È chiara l’esigenza di non ritardare l’accesso al tribunale ove i presenti rifiutassero di negoziare, benché informati dal mediatore ai sensi dell’art. 8. Si rischia però di considerare espletata la procedura anche ove le parti avessero deciso al primo incontro di iniziare la mediazione e di rinviare i lavori a nuova data. Il primo incontro in questo caso si concluderebbe senza un accordo di conciliazione, ma con un accordo di mediazione circa il rinvio. Sorge dunque il problema di come interpretare il vocabolo accordo usato nel decreto.

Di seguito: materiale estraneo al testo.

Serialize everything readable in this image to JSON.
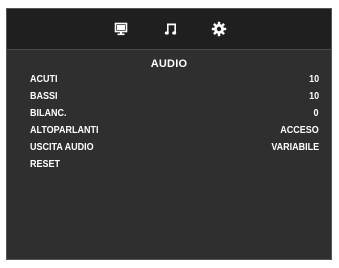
{
  "tabs": [
    {
      "icon": "monitor-icon"
    },
    {
      "icon": "music-note-icon"
    },
    {
      "icon": "gear-icon"
    }
  ],
  "menu": {
    "title": "AUDIO",
    "items": [
      {
        "label": "ACUTI",
        "value": "10"
      },
      {
        "label": "BASSI",
        "value": "10"
      },
      {
        "label": "BILANC.",
        "value": "0"
      },
      {
        "label": "ALTOPARLANTI",
        "value": "ACCESO"
      },
      {
        "label": "USCITA AUDIO",
        "value": "VARIABILE"
      },
      {
        "label": "RESET",
        "value": ""
      }
    ]
  },
  "colors": {
    "background": "#2f2f2f",
    "icon_bar": "#1f1f1f",
    "text": "#ffffff"
  }
}
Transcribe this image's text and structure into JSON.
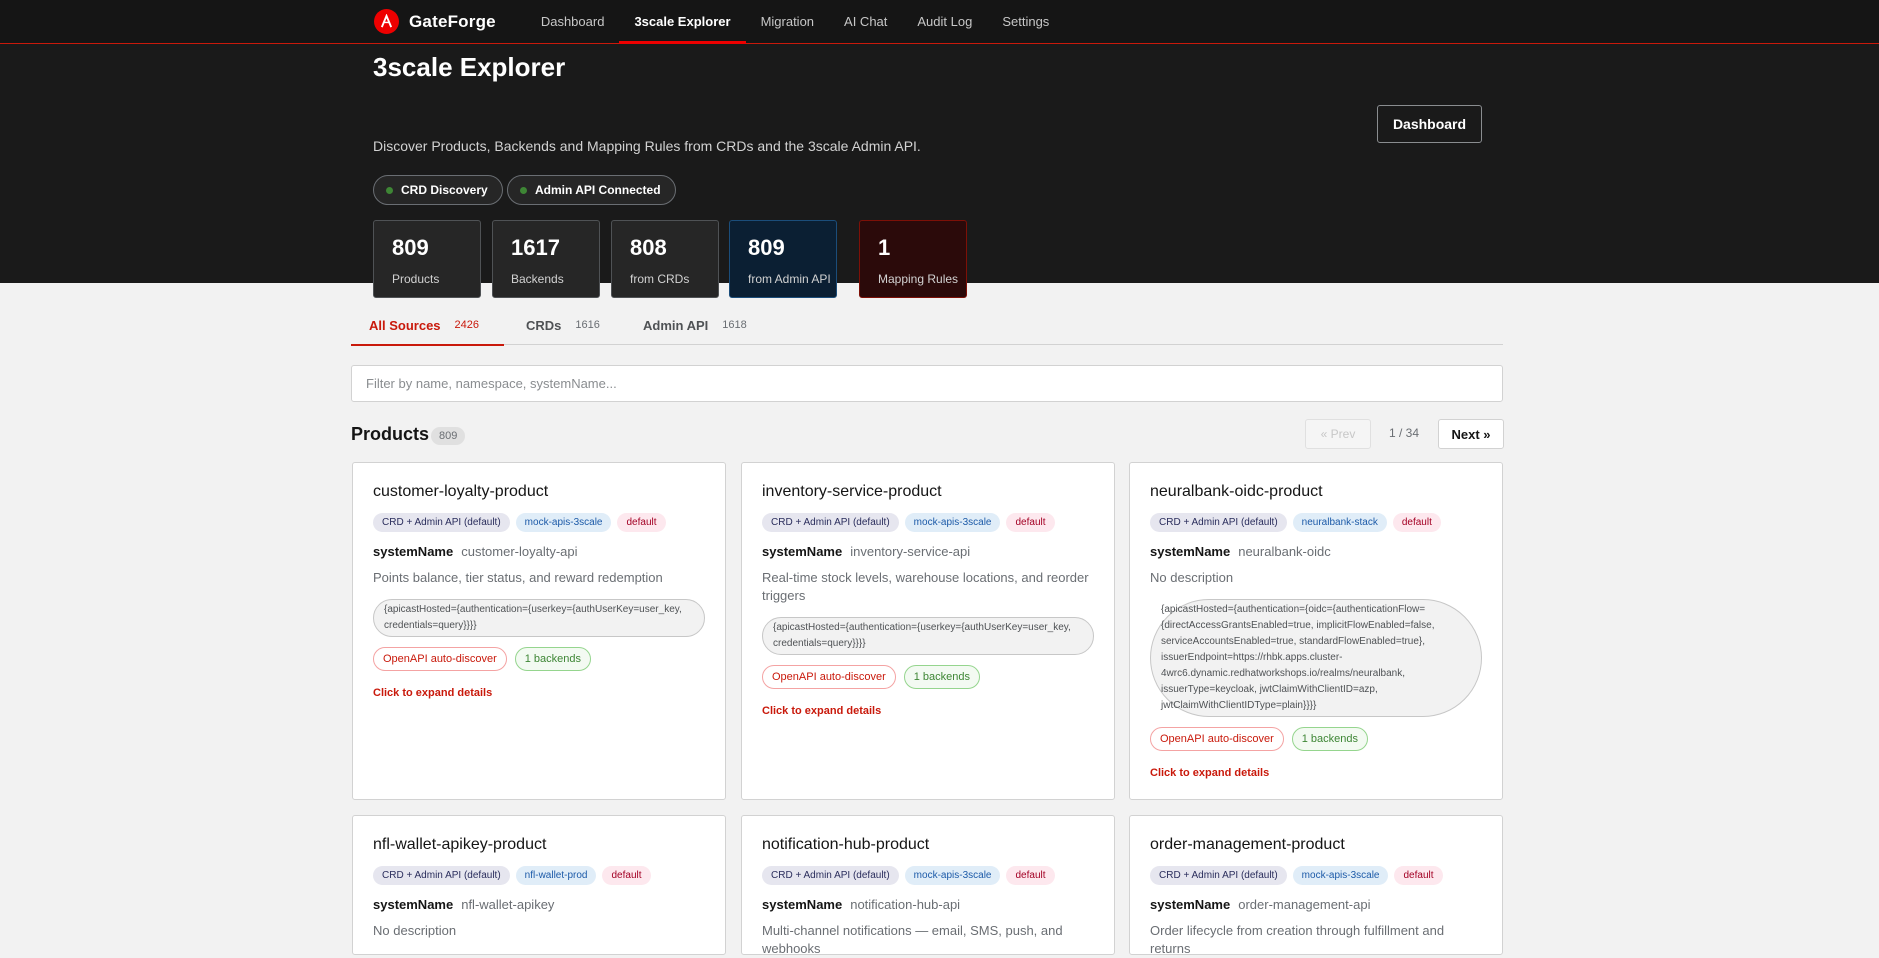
{
  "nav": {
    "brand": "GateForge",
    "links": [
      {
        "label": "Dashboard"
      },
      {
        "label": "3scale Explorer"
      },
      {
        "label": "Migration"
      },
      {
        "label": "AI Chat"
      },
      {
        "label": "Audit Log"
      },
      {
        "label": "Settings"
      }
    ],
    "active_index": 1
  },
  "hero": {
    "title": "3scale Explorer",
    "subtitle": "Discover Products, Backends and Mapping Rules from CRDs and the 3scale Admin API.",
    "dashboard_button": "Dashboard",
    "status_pills": [
      {
        "label": "CRD Discovery",
        "color": "#3e8635"
      },
      {
        "label": "Admin API Connected",
        "color": "#3e8635"
      }
    ],
    "stats": [
      {
        "value": "809",
        "label": "Products"
      },
      {
        "value": "1617",
        "label": "Backends"
      },
      {
        "value": "808",
        "label": "from CRDs"
      },
      {
        "value": "809",
        "label": "from Admin API"
      },
      {
        "value": "1",
        "label": "Mapping Rules"
      }
    ]
  },
  "tabs": [
    {
      "label": "All Sources",
      "count": "2426"
    },
    {
      "label": "CRDs",
      "count": "1616"
    },
    {
      "label": "Admin API",
      "count": "1618"
    }
  ],
  "filter": {
    "placeholder": "Filter by name, namespace, systemName...",
    "value": ""
  },
  "products": {
    "title": "Products",
    "count": "809",
    "pager": {
      "prev": "« Prev",
      "page": "1 / 34",
      "next": "Next »"
    },
    "cards": [
      {
        "name": "customer-loyalty-product",
        "source": "CRD + Admin API (default)",
        "namespace": "mock-apis-3scale",
        "project": "default",
        "system_label": "systemName",
        "system_name": "customer-loyalty-api",
        "description": "Points balance, tier status, and reward redemption",
        "auth": "{apicastHosted={authentication={userkey={authUserKey=user_key, credentials=query}}}}",
        "openapi": "OpenAPI auto-discover",
        "backends": "1 backends",
        "expand": "Click to expand details"
      },
      {
        "name": "inventory-service-product",
        "source": "CRD + Admin API (default)",
        "namespace": "mock-apis-3scale",
        "project": "default",
        "system_label": "systemName",
        "system_name": "inventory-service-api",
        "description": "Real-time stock levels, warehouse locations, and reorder triggers",
        "auth": "{apicastHosted={authentication={userkey={authUserKey=user_key, credentials=query}}}}",
        "openapi": "OpenAPI auto-discover",
        "backends": "1 backends",
        "expand": "Click to expand details"
      },
      {
        "name": "neuralbank-oidc-product",
        "source": "CRD + Admin API (default)",
        "namespace": "neuralbank-stack",
        "project": "default",
        "system_label": "systemName",
        "system_name": "neuralbank-oidc",
        "description": "No description",
        "auth": "{apicastHosted={authentication={oidc={authenticationFlow={directAccessGrantsEnabled=true, implicitFlowEnabled=false, serviceAccountsEnabled=true, standardFlowEnabled=true}, issuerEndpoint=https://rhbk.apps.cluster-4wrc6.dynamic.redhatworkshops.io/realms/neuralbank, issuerType=keycloak, jwtClaimWithClientID=azp, jwtClaimWithClientIDType=plain}}}}",
        "openapi": "OpenAPI auto-discover",
        "backends": "1 backends",
        "expand": "Click to expand details"
      },
      {
        "name": "nfl-wallet-apikey-product",
        "source": "CRD + Admin API (default)",
        "namespace": "nfl-wallet-prod",
        "project": "default",
        "system_label": "systemName",
        "system_name": "nfl-wallet-apikey",
        "description": "No description"
      },
      {
        "name": "notification-hub-product",
        "source": "CRD + Admin API (default)",
        "namespace": "mock-apis-3scale",
        "project": "default",
        "system_label": "systemName",
        "system_name": "notification-hub-api",
        "description": "Multi-channel notifications — email, SMS, push, and webhooks"
      },
      {
        "name": "order-management-product",
        "source": "CRD + Admin API (default)",
        "namespace": "mock-apis-3scale",
        "project": "default",
        "system_label": "systemName",
        "system_name": "order-management-api",
        "description": "Order lifecycle from creation through fulfillment and returns"
      }
    ]
  }
}
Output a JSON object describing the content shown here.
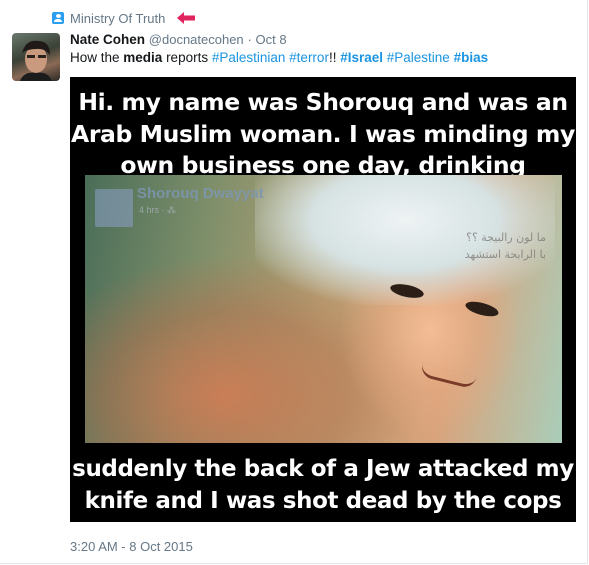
{
  "context": {
    "label": "Ministry Of Truth"
  },
  "tweet": {
    "author_name": "Nate Cohen",
    "author_handle": "@docnatecohen",
    "separator": "·",
    "date": "Oct 8",
    "text_parts": {
      "p1": "How the ",
      "p2": "media",
      "p3": " reports ",
      "p4": "#Palestinian",
      "p5": " ",
      "p6": "#terror",
      "p7": "!! ",
      "p8": "#Israel",
      "p9": " ",
      "p10": "#Palestine",
      "p11": " ",
      "p12": "#bias"
    },
    "timestamp": "3:20 AM - 8 Oct 2015"
  },
  "media": {
    "top_line1": "Hi. my name was Shorouq and was an",
    "top_line2": "Arab Muslim woman. I was minding my",
    "top_line3": "own business one day, drinking coke....",
    "bottom_line1": "suddenly the back of a Jew attacked my",
    "bottom_line2": "knife and I was shot dead by the cops",
    "photo_name": "Shorouq Dwayyat",
    "photo_meta": "4 hrs · ⁂",
    "photo_arabic1": "ما لون رالبيجة ؟؟",
    "photo_arabic2": "با الرابحة استشهد"
  },
  "colors": {
    "link": "#1b95e0",
    "meta": "#657786",
    "accent_arrow": "#e0245e",
    "context_icon": "#2b9ef0"
  },
  "icons": [
    "user-icon",
    "red-arrow-icon"
  ]
}
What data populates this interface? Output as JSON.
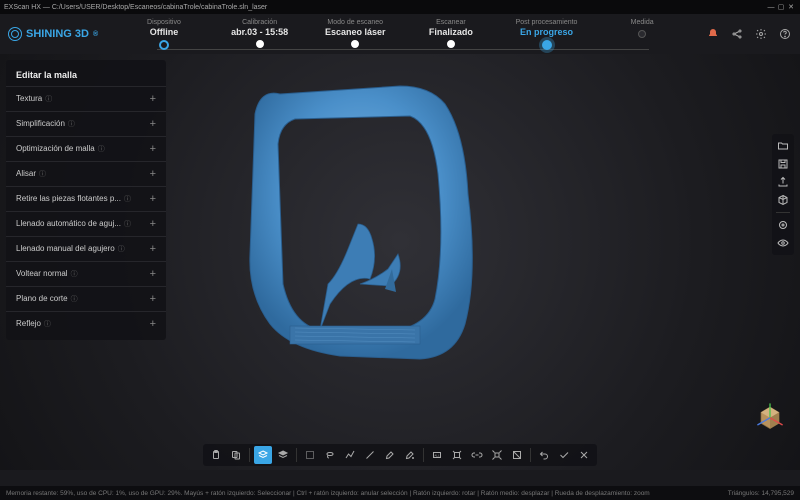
{
  "window": {
    "title": "EXScan HX — C:/Users/USER/Desktop/Escaneos/cabinaTrole/cabinaTrole.sln_laser"
  },
  "brand": "SHINING 3D",
  "stages": [
    {
      "label": "Dispositivo",
      "value": "Offline",
      "state": "off"
    },
    {
      "label": "Calibración",
      "value": "abr.03 - 15:58",
      "state": "done"
    },
    {
      "label": "Modo de escaneo",
      "value": "Escaneo láser",
      "state": "done"
    },
    {
      "label": "Escanear",
      "value": "Finalizado",
      "state": "done"
    },
    {
      "label": "Post procesamiento",
      "value": "En progreso",
      "state": "active"
    },
    {
      "label": "Medida",
      "value": "",
      "state": ""
    }
  ],
  "sidebar": {
    "title": "Editar la malla",
    "items": [
      {
        "label": "Textura"
      },
      {
        "label": "Simplificación"
      },
      {
        "label": "Optimización de malla"
      },
      {
        "label": "Alisar"
      },
      {
        "label": "Retire las piezas flotantes p..."
      },
      {
        "label": "Llenado automático de aguj..."
      },
      {
        "label": "Llenado manual del agujero"
      },
      {
        "label": "Voltear normal"
      },
      {
        "label": "Plano de corte"
      },
      {
        "label": "Reflejo"
      }
    ]
  },
  "right_tools": [
    "folder-icon",
    "save-icon",
    "export-icon",
    "cube-icon",
    "sep",
    "target-icon",
    "eye-icon"
  ],
  "toolbar": [
    "clipboard-icon",
    "clipboard-copy-icon",
    "tsep",
    "layers-back-icon",
    "layers-front-icon",
    "tsep",
    "rect-select-icon",
    "lasso-icon",
    "polyline-icon",
    "line-icon",
    "brush-icon",
    "brush-plus-icon",
    "tsep",
    "all-icon",
    "grow-icon",
    "link-icon",
    "shrink-icon",
    "invert-icon",
    "tsep",
    "undo-icon",
    "confirm-icon",
    "cancel-icon"
  ],
  "toolbar_active_index": 3,
  "status": {
    "left": "Memoria restante: 59%, uso de CPU: 1%, uso de GPU: 29%.   Mayús + ratón izquierdo: Seleccionar | Ctrl + ratón izquierdo: anular selección | Ratón izquierdo: rotar | Ratón medio: desplazar | Rueda de desplazamiento: zoom",
    "right": "Triángulos: 14,795,529"
  }
}
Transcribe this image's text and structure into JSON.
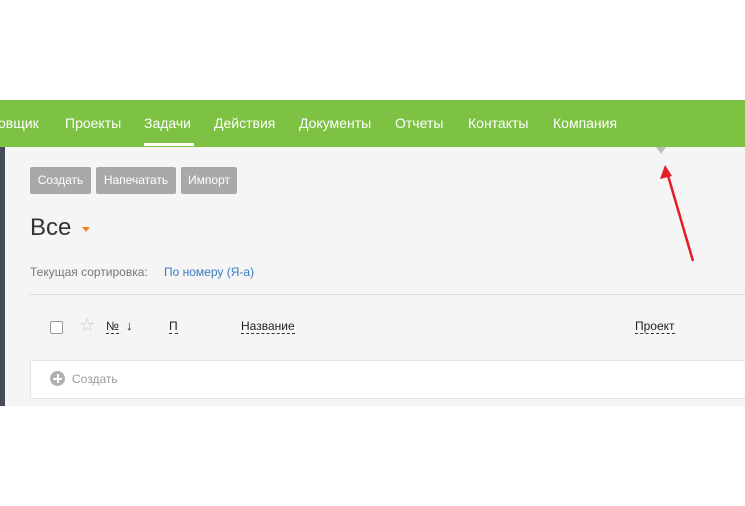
{
  "nav": {
    "items": [
      {
        "label": "овщик"
      },
      {
        "label": "Проекты"
      },
      {
        "label": "Задачи",
        "active": true
      },
      {
        "label": "Действия"
      },
      {
        "label": "Документы"
      },
      {
        "label": "Отчеты"
      },
      {
        "label": "Контакты"
      },
      {
        "label": "Компания"
      }
    ]
  },
  "toolbar": {
    "create_label": "Создать",
    "print_label": "Напечатать",
    "import_label": "Импорт"
  },
  "filter": {
    "title": "Все"
  },
  "sorting": {
    "label": "Текущая сортировка:",
    "value": "По номеру (Я-а)"
  },
  "table": {
    "columns": {
      "number": "№",
      "priority": "П",
      "name": "Название",
      "project": "Проект"
    },
    "sort_arrow": "↓"
  },
  "create_row": {
    "label": "Создать"
  },
  "icons": {
    "star": "star-icon",
    "plus": "plus-circle-icon",
    "arrow": "red-annotation-arrow"
  },
  "colors": {
    "nav_bg": "#7dc242",
    "button_bg": "#a9a9a9",
    "link": "#3a7bbf",
    "caret": "#f58220",
    "annotation": "#e41e26"
  }
}
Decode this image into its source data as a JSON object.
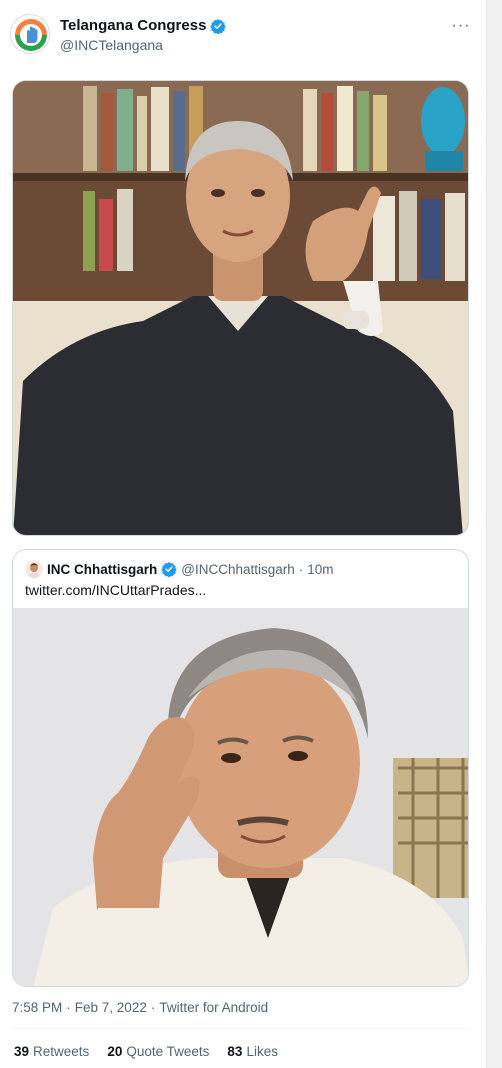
{
  "author": {
    "display_name": "Telangana Congress",
    "handle": "@INCTelangana",
    "avatar_icon": "congress-hand-logo-icon",
    "verified_icon": "verified-badge-icon"
  },
  "more_icon": "more-options-icon",
  "more_glyph": "···",
  "quoted": {
    "display_name": "INC Chhattisgarh",
    "handle": "@INCChhattisgarh",
    "separator": "·",
    "time": "10m",
    "text": "twitter.com/INCUttarPrades..."
  },
  "meta": {
    "time": "7:58 PM",
    "date": "Feb 7, 2022",
    "source": "Twitter for Android",
    "separator": "·"
  },
  "stats": {
    "retweets_count": "39",
    "retweets_label": "Retweets",
    "quotes_count": "20",
    "quotes_label": "Quote Tweets",
    "likes_count": "83",
    "likes_label": "Likes"
  },
  "colors": {
    "verified": "#1d9bf0",
    "congress_orange": "#f3813d",
    "congress_green": "#2aa14a",
    "border": "#cfd9de"
  }
}
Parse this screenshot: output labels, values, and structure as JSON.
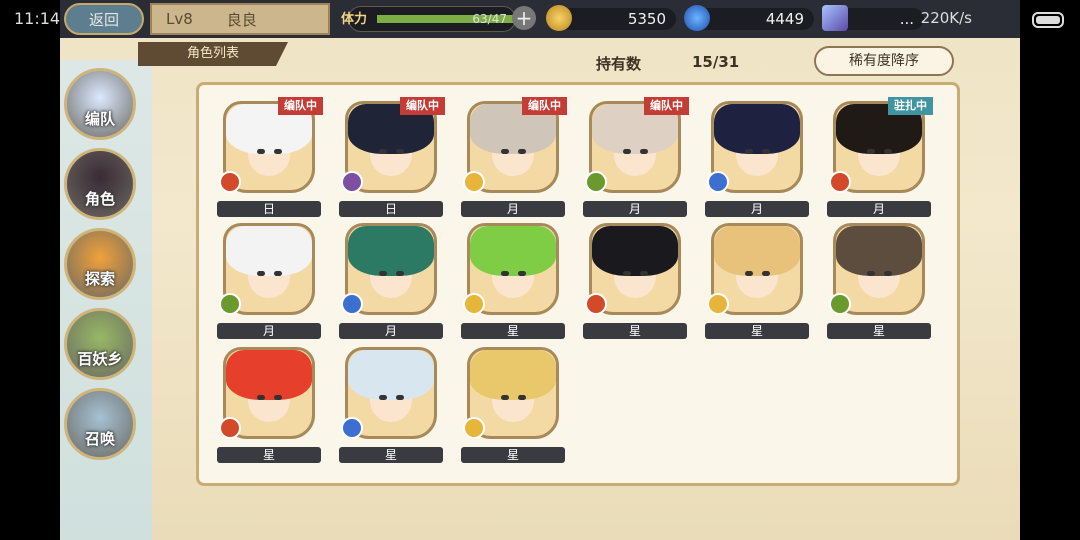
{
  "status_bar": {
    "time": "11:14",
    "net_speed": "220K/s"
  },
  "header": {
    "back_label": "返回",
    "level": "Lv8",
    "player_name": "良良",
    "stamina_label": "体力",
    "stamina_value": "63/47",
    "stamina_fraction": 1.0,
    "gold": "5350",
    "spirit": "4449",
    "gem": "..."
  },
  "page": {
    "title": "角色列表",
    "count_label": "持有数",
    "count_value": "15/31",
    "sort_label": "稀有度降序"
  },
  "sidebar": {
    "items": [
      {
        "label": "编队",
        "icon": "ghost-icon",
        "color": "#dbe8ff"
      },
      {
        "label": "角色",
        "icon": "character-icon",
        "color": "#3a2a34"
      },
      {
        "label": "探索",
        "icon": "compass-icon",
        "color": "#f0a13a"
      },
      {
        "label": "百妖乡",
        "icon": "house-icon",
        "color": "#98b865"
      },
      {
        "label": "召唤",
        "icon": "swirl-icon",
        "color": "#a6c1d4"
      }
    ]
  },
  "roster": [
    {
      "name": "日",
      "tag": "编队中",
      "tag_color": "red",
      "element_color": "#d34a2a",
      "hair": "#f4f4f4"
    },
    {
      "name": "日",
      "tag": "编队中",
      "tag_color": "red",
      "element_color": "#7e4fa0",
      "hair": "#1f2436"
    },
    {
      "name": "月",
      "tag": "编队中",
      "tag_color": "red",
      "element_color": "#e7b53a",
      "hair": "#cfc6b9"
    },
    {
      "name": "月",
      "tag": "编队中",
      "tag_color": "red",
      "element_color": "#6a9a2e",
      "hair": "#ded0c3"
    },
    {
      "name": "月",
      "tag": "",
      "tag_color": "",
      "element_color": "#3c6fd0",
      "hair": "#1e2140"
    },
    {
      "name": "月",
      "tag": "驻扎中",
      "tag_color": "teal",
      "element_color": "#d34a2a",
      "hair": "#201a17"
    },
    {
      "name": "月",
      "tag": "",
      "tag_color": "",
      "element_color": "#6a9a2e",
      "hair": "#f3f3f3"
    },
    {
      "name": "月",
      "tag": "",
      "tag_color": "",
      "element_color": "#3c6fd0",
      "hair": "#2c7a63"
    },
    {
      "name": "星",
      "tag": "",
      "tag_color": "",
      "element_color": "#e7b53a",
      "hair": "#7fcc45"
    },
    {
      "name": "星",
      "tag": "",
      "tag_color": "",
      "element_color": "#d34a2a",
      "hair": "#1a1a1e"
    },
    {
      "name": "星",
      "tag": "",
      "tag_color": "",
      "element_color": "#e7b53a",
      "hair": "#e8c17a"
    },
    {
      "name": "星",
      "tag": "",
      "tag_color": "",
      "element_color": "#6a9a2e",
      "hair": "#5d4d3f"
    },
    {
      "name": "星",
      "tag": "",
      "tag_color": "",
      "element_color": "#d34a2a",
      "hair": "#e6402c"
    },
    {
      "name": "星",
      "tag": "",
      "tag_color": "",
      "element_color": "#3c6fd0",
      "hair": "#d8e7ef"
    },
    {
      "name": "星",
      "tag": "",
      "tag_color": "",
      "element_color": "#e7b53a",
      "hair": "#e9c86c"
    }
  ]
}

Il problema non è da poco perché influisce direttamente sui costi della mediazione sostenuti dalle parti e quindi sui proventi percepiti dagli organismi. L’art. 17, comma 5 ter, stabilisce infatti che “nel caso di mancato accordo all’esito del primo incontro, nessun compenso è dovuto per l’organismo di mediazione”. Non credo che il Legislatore intenda riconoscere agli organismi un compenso solo nel caso in cui le parti concilino la lite al termine del primo incontro, rifiutandolo per esempio ove conciliassero al secondo. Ciò violerebbe i principi costituzionali di parità dei cittadini, in quanto alcuni sfrutterebbero altri, di libertà economica e di necessaria retribuzione del lavoro svolto (Cost., artt. 3, 35, 36 e 41). I principi risultano però violati comunque dall’art. 17, comma 5 bis che prevede la prestazione gratuita nei confronti dei soggetti ammessi “al patrocinio a spese dello Stato”, ma che non prevede un indennizzo da parte dello Stato in favore degli organismi, come avviene invece per gli avvocati!

I dubbi permangono nel caso in cui le parti in lite e l’organismo debbano conteggiare i compensi dovuti, ove il mediatore avesse illustrato la procedura durante il primo incontro, ma le parti avessero rifiutato di negoziare; oppure ove le parti concludessero la procedura senza conciliare nel corso del primo incontro, pur avendo avviato la mediazione. “Nessun compenso è dovuto” (art. 17, comma 5 ter) significherebbe forse che le parti non debbano pagare alcunché?

Il problema nasce dalla confusione creata dall’uso del termine compenso, introdotto dalla norma per la prima volta, quando invece il D.M. 180/2010, art. 16, comma 1, usa il vocabolo indennità, spiegando che essa è composta dalle spese di avvio della procedura (nella misura di 40,00 € per parte, oltre alle spese vive ex Circ. Min. 20.12.2011), e dalle spese di mediazione (proporzionali al valore della lite), comprendenti anche “l’onorario del mediatore”.